Haut, so weiß wie Schnee
antwortete Klara automatisch. Dann rief sie Charlie auf dem Handy an und bat sie, sofort zu kommen. Charlie passte nicht weit vom Café entfernt auf die Kinder einer Lehrerin auf. In zehn Minuten sei sie fertig, sagte sie.
Jette war jetzt seit vier Tagen verschwunden. Vier lange Tage. Unzählige Male hatten Jettes Eltern bei Klara angerufen. Ob sie nicht irgendeine Idee habe, wo Jette sein könnte? Ob ihr nicht etwas aufgefallen sei? Jettes Eltern waren krank vor Angst. Und Klara auch. Gleich am Freitag hatte sie ihre Aussage bei der Polizei gemacht. Sie hatte ihnen von dem Betrüger vom Roten Kreuz erzählt. Ob das etwas mit dem Verschwinden von Jette zu tun haben könnte, wollte sie wissen. »Wir ermitteln in alle Richtungen«, war die Standardantwort des Kommissars gewesen.

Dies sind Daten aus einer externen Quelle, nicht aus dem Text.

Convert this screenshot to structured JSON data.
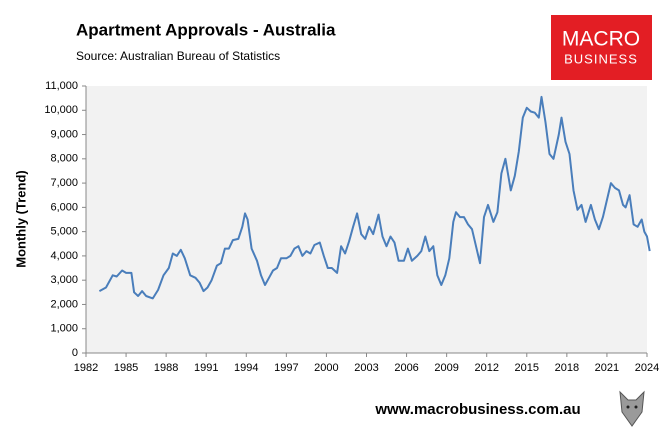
{
  "chart_data": {
    "type": "line",
    "title": "Apartment Approvals - Australia",
    "subtitle": "Source:   Australian Bureau of Statistics",
    "y_label": "Monthly (Trend)",
    "logo": [
      "MACRO",
      "BUSINESS"
    ],
    "footer": "www.macrobusiness.com.au",
    "color": "#4a7ebb",
    "x": [
      1983.0,
      1983.5,
      1984.0,
      1984.3,
      1984.7,
      1985.0,
      1985.4,
      1985.6,
      1985.9,
      1986.2,
      1986.5,
      1987.0,
      1987.4,
      1987.8,
      1988.2,
      1988.5,
      1988.8,
      1989.1,
      1989.4,
      1989.8,
      1990.2,
      1990.5,
      1990.8,
      1991.1,
      1991.4,
      1991.8,
      1992.1,
      1992.4,
      1992.7,
      1993.0,
      1993.4,
      1993.7,
      1993.9,
      1994.1,
      1994.4,
      1994.8,
      1995.1,
      1995.4,
      1995.7,
      1996.0,
      1996.3,
      1996.6,
      1997.0,
      1997.3,
      1997.6,
      1997.9,
      1998.2,
      1998.5,
      1998.8,
      1999.1,
      1999.5,
      1999.8,
      2000.1,
      2000.4,
      2000.8,
      2001.1,
      2001.4,
      2001.7,
      2002.0,
      2002.3,
      2002.6,
      2002.9,
      2003.2,
      2003.5,
      2003.9,
      2004.2,
      2004.5,
      2004.8,
      2005.1,
      2005.4,
      2005.8,
      2006.1,
      2006.4,
      2006.8,
      2007.1,
      2007.4,
      2007.7,
      2008.0,
      2008.3,
      2008.6,
      2008.9,
      2009.2,
      2009.5,
      2009.7,
      2010.0,
      2010.3,
      2010.6,
      2010.9,
      2011.2,
      2011.5,
      2011.8,
      2012.1,
      2012.5,
      2012.8,
      2013.1,
      2013.4,
      2013.8,
      2014.1,
      2014.4,
      2014.7,
      2015.0,
      2015.3,
      2015.6,
      2015.9,
      2016.1,
      2016.4,
      2016.7,
      2017.0,
      2017.4,
      2017.6,
      2017.9,
      2018.2,
      2018.5,
      2018.8,
      2019.1,
      2019.4,
      2019.8,
      2020.1,
      2020.4,
      2020.7,
      2021.0,
      2021.3,
      2021.6,
      2021.9,
      2022.2,
      2022.4,
      2022.7,
      2023.0,
      2023.3,
      2023.6,
      2023.8,
      2024.0,
      2024.2
    ],
    "values": [
      2550,
      2700,
      3200,
      3150,
      3400,
      3300,
      3300,
      2500,
      2350,
      2550,
      2350,
      2250,
      2600,
      3200,
      3500,
      4100,
      4000,
      4250,
      3900,
      3200,
      3100,
      2900,
      2550,
      2700,
      3000,
      3600,
      3700,
      4300,
      4300,
      4650,
      4700,
      5200,
      5750,
      5500,
      4300,
      3800,
      3200,
      2800,
      3100,
      3400,
      3500,
      3900,
      3900,
      4000,
      4300,
      4400,
      4000,
      4200,
      4100,
      4450,
      4550,
      4000,
      3500,
      3500,
      3300,
      4400,
      4100,
      4600,
      5200,
      5750,
      4900,
      4700,
      5200,
      4900,
      5700,
      4800,
      4400,
      4800,
      4550,
      3800,
      3800,
      4300,
      3800,
      4000,
      4200,
      4800,
      4200,
      4400,
      3200,
      2800,
      3200,
      3900,
      5400,
      5800,
      5600,
      5600,
      5300,
      5100,
      4400,
      3700,
      5600,
      6100,
      5400,
      5800,
      7400,
      8000,
      6700,
      7300,
      8300,
      9700,
      10100,
      9950,
      9900,
      9700,
      10550,
      9500,
      8200,
      8000,
      9000,
      9700,
      8700,
      8200,
      6700,
      5900,
      6100,
      5400,
      6100,
      5500,
      5100,
      5600,
      6300,
      7000,
      6800,
      6700,
      6100,
      6000,
      6500,
      5300,
      5200,
      5500,
      5000,
      4800,
      4200
    ],
    "xlim": [
      1982,
      2024
    ],
    "xticks": [
      1982,
      1985,
      1988,
      1991,
      1994,
      1997,
      2000,
      2003,
      2006,
      2009,
      2012,
      2015,
      2018,
      2021,
      2024
    ],
    "ylim": [
      0,
      11000
    ],
    "yticks": [
      0,
      {
        "value": 1000,
        "label": "1,000"
      },
      {
        "value": 2000,
        "label": "2,000"
      },
      {
        "value": 3000,
        "label": "3,000"
      },
      {
        "value": 4000,
        "label": "4,000"
      },
      {
        "value": 5000,
        "label": "5,000"
      },
      {
        "value": 6000,
        "label": "6,000"
      },
      {
        "value": 7000,
        "label": "7,000"
      },
      {
        "value": 8000,
        "label": "8,000"
      },
      {
        "value": 9000,
        "label": "9,000"
      },
      {
        "value": 10000,
        "label": "10,000"
      },
      {
        "value": 11000,
        "label": "11,000"
      }
    ]
  }
}
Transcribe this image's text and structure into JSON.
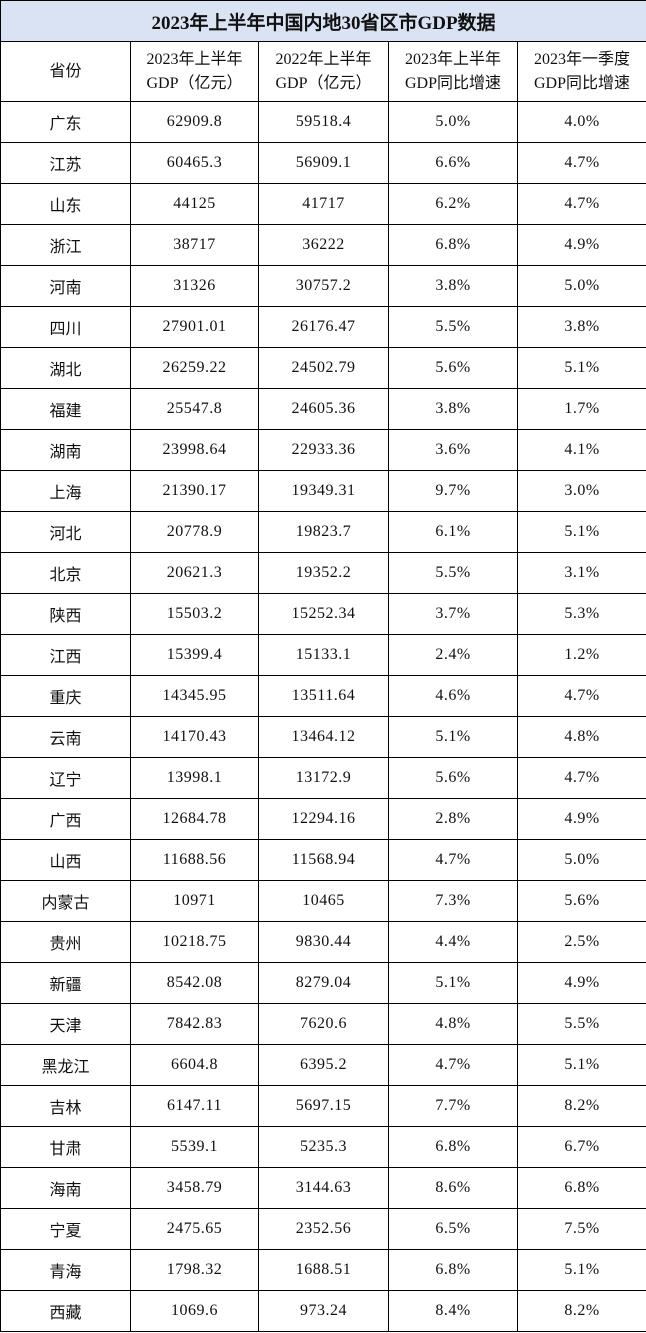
{
  "title": "2023年上半年中国内地30省区市GDP数据",
  "colors": {
    "title_background": "#dae3f3",
    "border": "#000000"
  },
  "headers": [
    {
      "line1": "省份",
      "line2": ""
    },
    {
      "line1": "2023年上半年",
      "line2": "GDP（亿元）"
    },
    {
      "line1": "2022年上半年",
      "line2": "GDP（亿元）"
    },
    {
      "line1": "2023年上半年",
      "line2": "GDP同比增速"
    },
    {
      "line1": "2023年一季度",
      "line2": "GDP同比增速"
    }
  ],
  "rows": [
    [
      "广东",
      "62909.8",
      "59518.4",
      "5.0%",
      "4.0%"
    ],
    [
      "江苏",
      "60465.3",
      "56909.1",
      "6.6%",
      "4.7%"
    ],
    [
      "山东",
      "44125",
      "41717",
      "6.2%",
      "4.7%"
    ],
    [
      "浙江",
      "38717",
      "36222",
      "6.8%",
      "4.9%"
    ],
    [
      "河南",
      "31326",
      "30757.2",
      "3.8%",
      "5.0%"
    ],
    [
      "四川",
      "27901.01",
      "26176.47",
      "5.5%",
      "3.8%"
    ],
    [
      "湖北",
      "26259.22",
      "24502.79",
      "5.6%",
      "5.1%"
    ],
    [
      "福建",
      "25547.8",
      "24605.36",
      "3.8%",
      "1.7%"
    ],
    [
      "湖南",
      "23998.64",
      "22933.36",
      "3.6%",
      "4.1%"
    ],
    [
      "上海",
      "21390.17",
      "19349.31",
      "9.7%",
      "3.0%"
    ],
    [
      "河北",
      "20778.9",
      "19823.7",
      "6.1%",
      "5.1%"
    ],
    [
      "北京",
      "20621.3",
      "19352.2",
      "5.5%",
      "3.1%"
    ],
    [
      "陕西",
      "15503.2",
      "15252.34",
      "3.7%",
      "5.3%"
    ],
    [
      "江西",
      "15399.4",
      "15133.1",
      "2.4%",
      "1.2%"
    ],
    [
      "重庆",
      "14345.95",
      "13511.64",
      "4.6%",
      "4.7%"
    ],
    [
      "云南",
      "14170.43",
      "13464.12",
      "5.1%",
      "4.8%"
    ],
    [
      "辽宁",
      "13998.1",
      "13172.9",
      "5.6%",
      "4.7%"
    ],
    [
      "广西",
      "12684.78",
      "12294.16",
      "2.8%",
      "4.9%"
    ],
    [
      "山西",
      "11688.56",
      "11568.94",
      "4.7%",
      "5.0%"
    ],
    [
      "内蒙古",
      "10971",
      "10465",
      "7.3%",
      "5.6%"
    ],
    [
      "贵州",
      "10218.75",
      "9830.44",
      "4.4%",
      "2.5%"
    ],
    [
      "新疆",
      "8542.08",
      "8279.04",
      "5.1%",
      "4.9%"
    ],
    [
      "天津",
      "7842.83",
      "7620.6",
      "4.8%",
      "5.5%"
    ],
    [
      "黑龙江",
      "6604.8",
      "6395.2",
      "4.7%",
      "5.1%"
    ],
    [
      "吉林",
      "6147.11",
      "5697.15",
      "7.7%",
      "8.2%"
    ],
    [
      "甘肃",
      "5539.1",
      "5235.3",
      "6.8%",
      "6.7%"
    ],
    [
      "海南",
      "3458.79",
      "3144.63",
      "8.6%",
      "6.8%"
    ],
    [
      "宁夏",
      "2475.65",
      "2352.56",
      "6.5%",
      "7.5%"
    ],
    [
      "青海",
      "1798.32",
      "1688.51",
      "6.8%",
      "5.1%"
    ],
    [
      "西藏",
      "1069.6",
      "973.24",
      "8.4%",
      "8.2%"
    ]
  ]
}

Sie und Charlie hatten alle Freunde und Bekannten von Jette angerufen. Und noch bevor die Polizei irgendwie tätig geworden war, hatten sie zusammen mit Jettes Eltern ihr Zimmer durchsucht. Sie hatten Jettes Notizbuch auf Terminehin durchforstet, ungelöschte Nachrichten auf ihrer Mailbox abgehört und sogar ihr Tagebuch gelesen. Nichts. Es gab nicht einen Hinweis, wo sie sich aufhalten könnte. Jette war wie vom Erdboden verschluckt. Und diesen Jungen, mit dem sie kurz vor ihrem Verschwinden bei Anna gewesen war, kannten weder Klara noch Charlie. Das machte die Sache nicht besser.

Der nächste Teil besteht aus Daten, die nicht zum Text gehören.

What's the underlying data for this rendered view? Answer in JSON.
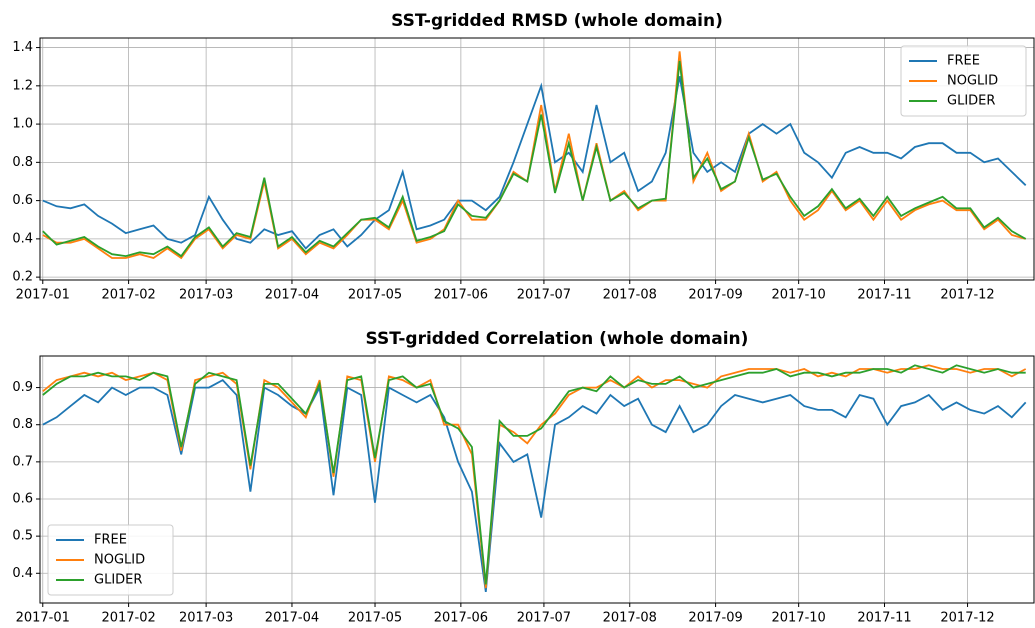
{
  "chart_data": [
    {
      "type": "line",
      "title": "SST-gridded RMSD (whole domain)",
      "grid": true,
      "legend": "upper right",
      "xlim": [
        -1,
        358
      ],
      "ylim": [
        0.185,
        1.45
      ],
      "xticks": [
        {
          "value": 0,
          "label": "2017-01"
        },
        {
          "value": 31,
          "label": "2017-02"
        },
        {
          "value": 59,
          "label": "2017-03"
        },
        {
          "value": 90,
          "label": "2017-04"
        },
        {
          "value": 120,
          "label": "2017-05"
        },
        {
          "value": 151,
          "label": "2017-06"
        },
        {
          "value": 181,
          "label": "2017-07"
        },
        {
          "value": 212,
          "label": "2017-08"
        },
        {
          "value": 243,
          "label": "2017-09"
        },
        {
          "value": 273,
          "label": "2017-10"
        },
        {
          "value": 304,
          "label": "2017-11"
        },
        {
          "value": 334,
          "label": "2017-12"
        }
      ],
      "yticks": [
        0.2,
        0.4,
        0.6,
        0.8,
        {
          "value": 1,
          "label": "1.0"
        },
        1.2,
        1.4
      ],
      "x": [
        0,
        5,
        10,
        15,
        20,
        25,
        30,
        35,
        40,
        45,
        50,
        55,
        60,
        65,
        70,
        75,
        80,
        85,
        90,
        95,
        100,
        105,
        110,
        115,
        120,
        125,
        130,
        135,
        140,
        145,
        150,
        155,
        160,
        165,
        170,
        175,
        180,
        185,
        190,
        195,
        200,
        205,
        210,
        215,
        220,
        225,
        230,
        235,
        240,
        245,
        250,
        255,
        260,
        265,
        270,
        275,
        280,
        285,
        290,
        295,
        300,
        305,
        310,
        315,
        320,
        325,
        330,
        335,
        340,
        345,
        350,
        355
      ],
      "series": [
        {
          "name": "FREE",
          "color": "#1f77b4",
          "values": [
            0.6,
            0.57,
            0.56,
            0.58,
            0.52,
            0.48,
            0.43,
            0.45,
            0.47,
            0.4,
            0.38,
            0.42,
            0.62,
            0.5,
            0.4,
            0.38,
            0.45,
            0.42,
            0.44,
            0.35,
            0.42,
            0.45,
            0.36,
            0.42,
            0.5,
            0.55,
            0.75,
            0.45,
            0.47,
            0.5,
            0.6,
            0.6,
            0.55,
            0.62,
            0.8,
            1.0,
            1.2,
            0.8,
            0.85,
            0.75,
            1.1,
            0.8,
            0.85,
            0.65,
            0.7,
            0.85,
            1.25,
            0.85,
            0.75,
            0.8,
            0.75,
            0.95,
            1.0,
            0.95,
            1.0,
            0.85,
            0.8,
            0.72,
            0.85,
            0.88,
            0.85,
            0.85,
            0.82,
            0.88,
            0.9,
            0.9,
            0.85,
            0.85,
            0.8,
            0.82,
            0.75,
            0.68
          ]
        },
        {
          "name": "NOGLID",
          "color": "#ff7f0e",
          "values": [
            0.42,
            0.38,
            0.38,
            0.4,
            0.35,
            0.3,
            0.3,
            0.32,
            0.3,
            0.35,
            0.3,
            0.4,
            0.45,
            0.35,
            0.42,
            0.4,
            0.7,
            0.35,
            0.4,
            0.32,
            0.38,
            0.35,
            0.42,
            0.5,
            0.5,
            0.45,
            0.6,
            0.38,
            0.4,
            0.45,
            0.6,
            0.5,
            0.5,
            0.6,
            0.75,
            0.7,
            1.1,
            0.65,
            0.95,
            0.6,
            0.9,
            0.6,
            0.65,
            0.55,
            0.6,
            0.6,
            1.38,
            0.7,
            0.85,
            0.65,
            0.7,
            0.95,
            0.7,
            0.75,
            0.6,
            0.5,
            0.55,
            0.65,
            0.55,
            0.6,
            0.5,
            0.6,
            0.5,
            0.55,
            0.58,
            0.6,
            0.55,
            0.55,
            0.45,
            0.5,
            0.42,
            0.4
          ]
        },
        {
          "name": "GLIDER",
          "color": "#2ca02c",
          "values": [
            0.44,
            0.37,
            0.39,
            0.41,
            0.36,
            0.32,
            0.31,
            0.33,
            0.32,
            0.36,
            0.31,
            0.41,
            0.46,
            0.36,
            0.43,
            0.41,
            0.72,
            0.36,
            0.41,
            0.33,
            0.39,
            0.36,
            0.43,
            0.5,
            0.51,
            0.46,
            0.62,
            0.39,
            0.41,
            0.44,
            0.58,
            0.52,
            0.51,
            0.6,
            0.74,
            0.7,
            1.05,
            0.64,
            0.9,
            0.6,
            0.88,
            0.6,
            0.64,
            0.56,
            0.6,
            0.61,
            1.33,
            0.72,
            0.82,
            0.66,
            0.7,
            0.93,
            0.71,
            0.74,
            0.62,
            0.52,
            0.57,
            0.66,
            0.56,
            0.61,
            0.52,
            0.62,
            0.52,
            0.56,
            0.59,
            0.62,
            0.56,
            0.56,
            0.46,
            0.51,
            0.44,
            0.4
          ]
        }
      ]
    },
    {
      "type": "line",
      "title": "SST-gridded Correlation (whole domain)",
      "grid": true,
      "legend": "lower left",
      "xlim": [
        -1,
        358
      ],
      "ylim": [
        0.32,
        0.985
      ],
      "xticks": [
        {
          "value": 0,
          "label": "2017-01"
        },
        {
          "value": 31,
          "label": "2017-02"
        },
        {
          "value": 59,
          "label": "2017-03"
        },
        {
          "value": 90,
          "label": "2017-04"
        },
        {
          "value": 120,
          "label": "2017-05"
        },
        {
          "value": 151,
          "label": "2017-06"
        },
        {
          "value": 181,
          "label": "2017-07"
        },
        {
          "value": 212,
          "label": "2017-08"
        },
        {
          "value": 243,
          "label": "2017-09"
        },
        {
          "value": 273,
          "label": "2017-10"
        },
        {
          "value": 304,
          "label": "2017-11"
        },
        {
          "value": 334,
          "label": "2017-12"
        }
      ],
      "yticks": [
        0.4,
        0.5,
        0.6,
        0.7,
        0.8,
        0.9
      ],
      "x": [
        0,
        5,
        10,
        15,
        20,
        25,
        30,
        35,
        40,
        45,
        50,
        55,
        60,
        65,
        70,
        75,
        80,
        85,
        90,
        95,
        100,
        105,
        110,
        115,
        120,
        125,
        130,
        135,
        140,
        145,
        150,
        155,
        160,
        165,
        170,
        175,
        180,
        185,
        190,
        195,
        200,
        205,
        210,
        215,
        220,
        225,
        230,
        235,
        240,
        245,
        250,
        255,
        260,
        265,
        270,
        275,
        280,
        285,
        290,
        295,
        300,
        305,
        310,
        315,
        320,
        325,
        330,
        335,
        340,
        345,
        350,
        355
      ],
      "series": [
        {
          "name": "FREE",
          "color": "#1f77b4",
          "values": [
            0.8,
            0.82,
            0.85,
            0.88,
            0.86,
            0.9,
            0.88,
            0.9,
            0.9,
            0.88,
            0.72,
            0.9,
            0.9,
            0.92,
            0.88,
            0.62,
            0.9,
            0.88,
            0.85,
            0.83,
            0.9,
            0.61,
            0.9,
            0.88,
            0.59,
            0.9,
            0.88,
            0.86,
            0.88,
            0.82,
            0.7,
            0.62,
            0.35,
            0.75,
            0.7,
            0.72,
            0.55,
            0.8,
            0.82,
            0.85,
            0.83,
            0.88,
            0.85,
            0.87,
            0.8,
            0.78,
            0.85,
            0.78,
            0.8,
            0.85,
            0.88,
            0.87,
            0.86,
            0.87,
            0.88,
            0.85,
            0.84,
            0.84,
            0.82,
            0.88,
            0.87,
            0.8,
            0.85,
            0.86,
            0.88,
            0.84,
            0.86,
            0.84,
            0.83,
            0.85,
            0.82,
            0.86
          ]
        },
        {
          "name": "NOGLID",
          "color": "#ff7f0e",
          "values": [
            0.89,
            0.92,
            0.93,
            0.94,
            0.93,
            0.94,
            0.92,
            0.93,
            0.94,
            0.92,
            0.73,
            0.92,
            0.93,
            0.94,
            0.91,
            0.68,
            0.92,
            0.9,
            0.86,
            0.82,
            0.92,
            0.66,
            0.93,
            0.92,
            0.7,
            0.93,
            0.92,
            0.9,
            0.92,
            0.8,
            0.8,
            0.72,
            0.36,
            0.8,
            0.78,
            0.75,
            0.8,
            0.83,
            0.88,
            0.9,
            0.9,
            0.92,
            0.9,
            0.93,
            0.9,
            0.92,
            0.92,
            0.91,
            0.9,
            0.93,
            0.94,
            0.95,
            0.95,
            0.95,
            0.94,
            0.95,
            0.93,
            0.94,
            0.93,
            0.95,
            0.95,
            0.94,
            0.95,
            0.95,
            0.96,
            0.95,
            0.95,
            0.94,
            0.95,
            0.95,
            0.93,
            0.95
          ]
        },
        {
          "name": "GLIDER",
          "color": "#2ca02c",
          "values": [
            0.88,
            0.91,
            0.93,
            0.93,
            0.94,
            0.93,
            0.93,
            0.92,
            0.94,
            0.93,
            0.74,
            0.91,
            0.94,
            0.93,
            0.92,
            0.69,
            0.91,
            0.91,
            0.87,
            0.83,
            0.91,
            0.67,
            0.92,
            0.93,
            0.71,
            0.92,
            0.93,
            0.9,
            0.91,
            0.81,
            0.79,
            0.74,
            0.37,
            0.81,
            0.77,
            0.77,
            0.79,
            0.84,
            0.89,
            0.9,
            0.89,
            0.93,
            0.9,
            0.92,
            0.91,
            0.91,
            0.93,
            0.9,
            0.91,
            0.92,
            0.93,
            0.94,
            0.94,
            0.95,
            0.93,
            0.94,
            0.94,
            0.93,
            0.94,
            0.94,
            0.95,
            0.95,
            0.94,
            0.96,
            0.95,
            0.94,
            0.96,
            0.95,
            0.94,
            0.95,
            0.94,
            0.94
          ]
        }
      ]
    }
  ]
}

Klara hob den Aschenbecher etwas in die Höhe. »Persönliche Daten der vernommenen Personen«, las sie. »Hier, deine Schokolade!« Klara wirbelte herum und stieß mit dem Ellbogen an das Tablett der Kellnerin. Die Schokolade schwappte über den Tassenrand und das Tablett schwankte bedrohlich. Aber die Kellnerin bekam es wieder zu fassen, und mit triumphierender Miene stellte sie es vor Klara ab. »Wichtige Unterlagen?«, fragte sie mit Blick auf die Papiere.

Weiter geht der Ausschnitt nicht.